Kubernetes/OpenShift Deployment Architecture for NanoClaw

2026-02-23 Research

Author: Brenner Axiom, #B4mad Industries Date: 2026-02-23 Bead: nanoclaw-k8s-r1

Abstract

This paper investigates architectural approaches for deploying NanoClaw containers on Kubernetes and OpenShift platforms. NanoClaw currently uses Docker as its container runtime to execute Claude Agent SDK instances in isolated environments. We analyze the existing Docker-based architecture, propose three distinct Kubernetes deployment patterns, and provide detailed trade-off analysis for each approach. We recommend a Job-based architecture with PersistentVolumeClaims for initial implementation due to minimal code disruption, OpenShift compatibility, and clear evolution paths. This paper targets technical readers familiar with container orchestration and Kubernetes primitives.

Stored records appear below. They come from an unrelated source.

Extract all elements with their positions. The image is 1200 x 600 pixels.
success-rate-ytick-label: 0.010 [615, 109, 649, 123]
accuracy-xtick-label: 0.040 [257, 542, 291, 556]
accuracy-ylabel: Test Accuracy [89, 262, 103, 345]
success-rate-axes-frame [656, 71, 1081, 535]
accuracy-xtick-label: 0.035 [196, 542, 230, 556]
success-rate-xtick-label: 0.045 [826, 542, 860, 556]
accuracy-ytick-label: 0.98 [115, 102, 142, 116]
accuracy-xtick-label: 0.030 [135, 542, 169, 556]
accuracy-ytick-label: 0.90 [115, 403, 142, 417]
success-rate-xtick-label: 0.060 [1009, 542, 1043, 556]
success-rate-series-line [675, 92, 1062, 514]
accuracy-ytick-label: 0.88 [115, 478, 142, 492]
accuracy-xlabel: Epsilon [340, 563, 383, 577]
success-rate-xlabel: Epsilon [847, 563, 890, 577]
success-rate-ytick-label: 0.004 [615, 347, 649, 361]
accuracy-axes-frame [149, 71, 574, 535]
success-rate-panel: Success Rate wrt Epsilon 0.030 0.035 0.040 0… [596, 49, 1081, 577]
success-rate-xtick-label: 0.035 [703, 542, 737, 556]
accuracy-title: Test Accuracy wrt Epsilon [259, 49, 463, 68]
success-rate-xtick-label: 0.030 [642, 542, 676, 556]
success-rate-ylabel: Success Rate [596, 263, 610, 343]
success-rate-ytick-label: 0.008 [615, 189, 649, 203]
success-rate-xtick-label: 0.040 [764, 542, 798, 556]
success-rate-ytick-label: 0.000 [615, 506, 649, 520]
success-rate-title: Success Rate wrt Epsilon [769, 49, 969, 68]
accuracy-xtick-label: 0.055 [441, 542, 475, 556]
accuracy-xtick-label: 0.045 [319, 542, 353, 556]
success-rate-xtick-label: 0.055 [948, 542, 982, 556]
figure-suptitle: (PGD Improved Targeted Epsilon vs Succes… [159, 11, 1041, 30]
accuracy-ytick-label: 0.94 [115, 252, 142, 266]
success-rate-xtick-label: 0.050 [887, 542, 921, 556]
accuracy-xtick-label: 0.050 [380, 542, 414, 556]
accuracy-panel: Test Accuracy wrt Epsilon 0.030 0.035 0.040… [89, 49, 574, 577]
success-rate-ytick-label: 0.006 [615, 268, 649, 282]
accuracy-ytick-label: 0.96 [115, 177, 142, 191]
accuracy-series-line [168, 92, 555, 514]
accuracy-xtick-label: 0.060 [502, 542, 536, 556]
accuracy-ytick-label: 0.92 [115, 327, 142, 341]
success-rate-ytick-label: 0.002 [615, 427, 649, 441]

1. Context: Why Kubernetes for NanoClaw?

NanoClaw is a lightweight personal AI assistant framework that runs Claude Code in isolated Linux containers. Each agent session spawns an ephemeral Docker container with filesystem isolation, supporting:

Multi-group isolation — Each WhatsApp/Telegram group gets its own container sandbox
Concurrent execution — Up to 5 containers running simultaneously (configurable)
Filesystem-based IPC — Host controller communicates with containers via polling
Security by isolation — Bind mounts for workspace access, secrets via stdin

Current Limitations

The Docker-based architecture works well for single-host deployments but lacks:

Multi-node scaling — Cannot distribute workload across multiple machines
Resource orchestration — No native quotas, limits, or priority scheduling
High availability — Single point of failure (Docker daemon on one host)
Enterprise security — OpenShift Security Context Constraints (SCC) not enforceable

Migrating to Kubernetes/OpenShift enables cloud-native deployment patterns while preserving NanoClaw’s simplicity and security model.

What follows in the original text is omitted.